Yes, there is an exact mapping between valid private and public key. The public key is essentially a representation of a point of the curve (not at infinity), obtained as the private key's representative integer times the generating point. All the points on the curve (not at infinity) are obtained for some public key, and are a valid public key.

Depending on if point compression is used or not, a public key for secp256k1 is 257-bit or 512-bit. Testing if an alleged public key is valid amounts to checking if it lies on the curve, which can be made efficiently. Without point compression, we merely need to check if the curve's equation is verified. CodesInChaos's answer beats me at explaining how to do this with point compression.

Answer 3

The answer to the question in the title is yes, provided you define "valid keys" appropriately. Since you also do not name a specific cryptosystem you had in mind, I will assume a common denominator: instances of the elliptic-curve discrete logarithm problem. This leads to the following definitions

• Public parameters: an elliptic curve $E$ and a point $G$ of order $n$. (That is, such that $n$ is the smallest positive integer such that $nG = \infty$.)
• Private key: a uniformly chosen integer $s \in \{0,\dots,n-1\}$. Any integer in that range is a valid private key.
• Public key: the point $H = sG$. Any point which is a multiple of $G$ is a valid public key.

Then the mapping between the set of private keys to the set of public keys is simply $k \mapsto kG$, I claim that this mapping is a bijection.

It is an injection, because if $kG = k'G$, then $kG-k'G = (k-k')G = \infty$. Assuming without loss of generality that $k \ge k'$, $k-k'$ is a non-negative integer smaller than $n$ such that $(k-k')G = \infty$, which implies $k-k' = 0$ since $n$ is the smallest positive integer such that $nG = \infty$.
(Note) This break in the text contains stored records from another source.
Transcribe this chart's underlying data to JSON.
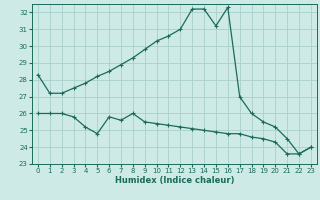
{
  "xlabel": "Humidex (Indice chaleur)",
  "bg_color": "#ceeae6",
  "grid_color": "#aacfca",
  "line_color": "#1a6b5a",
  "xlim": [
    -0.5,
    23.5
  ],
  "ylim": [
    23,
    32.5
  ],
  "yticks": [
    23,
    24,
    25,
    26,
    27,
    28,
    29,
    30,
    31,
    32
  ],
  "xticks": [
    0,
    1,
    2,
    3,
    4,
    5,
    6,
    7,
    8,
    9,
    10,
    11,
    12,
    13,
    14,
    15,
    16,
    17,
    18,
    19,
    20,
    21,
    22,
    23
  ],
  "line1_x": [
    0,
    1,
    2,
    3,
    4,
    5,
    6,
    7,
    8,
    9,
    10,
    11,
    12,
    13,
    14,
    15,
    16,
    17,
    18,
    19,
    20,
    21,
    22,
    23
  ],
  "line1_y": [
    28.3,
    27.2,
    27.2,
    27.5,
    27.8,
    28.2,
    28.5,
    28.9,
    29.3,
    29.8,
    30.3,
    30.6,
    31.0,
    32.2,
    32.2,
    31.2,
    32.3,
    27.0,
    26.0,
    25.5,
    25.2,
    24.5,
    23.6,
    24.0
  ],
  "line2_x": [
    0,
    1,
    2,
    3,
    4,
    5,
    6,
    7,
    8,
    9,
    10,
    11,
    12,
    13,
    14,
    15,
    16,
    17,
    18,
    19,
    20,
    21,
    22,
    23
  ],
  "line2_y": [
    26.0,
    26.0,
    26.0,
    25.8,
    25.2,
    24.8,
    25.8,
    25.6,
    26.0,
    25.5,
    25.4,
    25.3,
    25.2,
    25.1,
    25.0,
    24.9,
    24.8,
    24.8,
    24.6,
    24.5,
    24.3,
    23.6,
    23.6,
    24.0
  ]
}
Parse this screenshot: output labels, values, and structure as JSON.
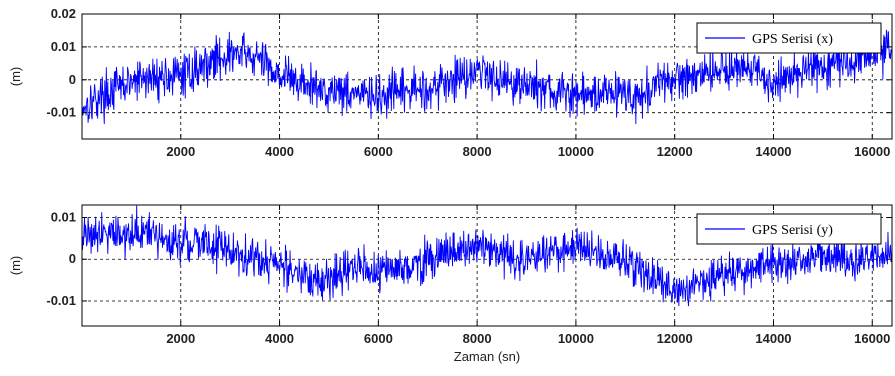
{
  "chart_data": [
    {
      "type": "line",
      "title": "",
      "xlabel": "",
      "ylabel": "(m)",
      "xlim": [
        0,
        16400
      ],
      "ylim": [
        -0.018,
        0.02
      ],
      "xticks": [
        2000,
        4000,
        6000,
        8000,
        10000,
        12000,
        14000,
        16000
      ],
      "xtick_labels": [
        "2000",
        "4000",
        "6000",
        "8000",
        "10000",
        "12000",
        "14000",
        "16000"
      ],
      "yticks": [
        -0.01,
        0,
        0.01,
        0.02
      ],
      "ytick_labels": [
        "-0.01",
        "0",
        "0.01",
        "0.02"
      ],
      "grid": true,
      "legend": "top-right",
      "series": [
        {
          "name": "GPS Serisi (x)",
          "color": "#0000ff",
          "x": [
            0,
            400,
            800,
            1200,
            1600,
            2000,
            2400,
            2800,
            3200,
            3600,
            4000,
            4400,
            4800,
            5200,
            5600,
            6000,
            6400,
            6800,
            7200,
            7600,
            8000,
            8400,
            8800,
            9200,
            9600,
            10000,
            10400,
            10800,
            11200,
            11600,
            12000,
            12400,
            12800,
            13200,
            13600,
            14000,
            14400,
            14800,
            15200,
            15600,
            16000,
            16400
          ],
          "y": [
            -0.008,
            -0.005,
            -0.002,
            0.0,
            0.001,
            0.001,
            0.004,
            0.007,
            0.008,
            0.006,
            0.002,
            -0.001,
            -0.003,
            -0.003,
            -0.004,
            -0.006,
            -0.004,
            -0.003,
            -0.002,
            0.001,
            0.003,
            0.001,
            -0.001,
            -0.002,
            -0.004,
            -0.005,
            -0.004,
            -0.003,
            -0.006,
            -0.002,
            0.0,
            0.002,
            0.003,
            0.004,
            0.002,
            -0.001,
            0.002,
            0.004,
            0.005,
            0.006,
            0.008,
            0.01
          ]
        }
      ]
    },
    {
      "type": "line",
      "title": "",
      "xlabel": "Zaman (sn)",
      "ylabel": "(m)",
      "xlim": [
        0,
        16400
      ],
      "ylim": [
        -0.016,
        0.013
      ],
      "xticks": [
        2000,
        4000,
        6000,
        8000,
        10000,
        12000,
        14000,
        16000
      ],
      "xtick_labels": [
        "2000",
        "4000",
        "6000",
        "8000",
        "10000",
        "12000",
        "14000",
        "16000"
      ],
      "yticks": [
        -0.01,
        0,
        0.01
      ],
      "ytick_labels": [
        "-0.01",
        "0",
        "0.01"
      ],
      "grid": true,
      "legend": "top-right",
      "series": [
        {
          "name": "GPS Serisi (y)",
          "color": "#0000ff",
          "x": [
            0,
            400,
            800,
            1200,
            1600,
            2000,
            2400,
            2800,
            3200,
            3600,
            4000,
            4400,
            4800,
            5200,
            5600,
            6000,
            6400,
            6800,
            7200,
            7600,
            8000,
            8400,
            8800,
            9200,
            9600,
            10000,
            10400,
            10800,
            11200,
            11600,
            12000,
            12400,
            12800,
            13200,
            13600,
            14000,
            14400,
            14800,
            15200,
            15600,
            16000,
            16400
          ],
          "y": [
            0.006,
            0.007,
            0.006,
            0.006,
            0.005,
            0.004,
            0.004,
            0.003,
            0.001,
            0.0,
            -0.001,
            -0.004,
            -0.006,
            -0.003,
            -0.002,
            -0.003,
            -0.002,
            -0.001,
            0.001,
            0.002,
            0.003,
            0.002,
            -0.001,
            0.001,
            0.002,
            0.003,
            0.002,
            0.0,
            -0.002,
            -0.004,
            -0.008,
            -0.006,
            -0.004,
            -0.003,
            -0.002,
            -0.001,
            -0.001,
            0.0,
            0.001,
            0.0,
            0.0,
            0.001
          ]
        }
      ]
    }
  ]
}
To show that it is a surjection, we first observe that by definition a private key $H$ is a multiple of $G$, meaning there is an integer $k$ such that $H = kG$. We must show that there always exists such an integer which is a private key, i.e., an integer in $\{0,\dots,n-1\}$. Let $k = nq+r$ be the Euclidean division of $k$ by $n$. Then $H = kG = qnG+rG = q\infty+rG = rG$, so $rG = H$ and since $r \in \{0,\dots,n-1\}$ by definition of the Euclidean division, it is the private key associated with the public key $H$.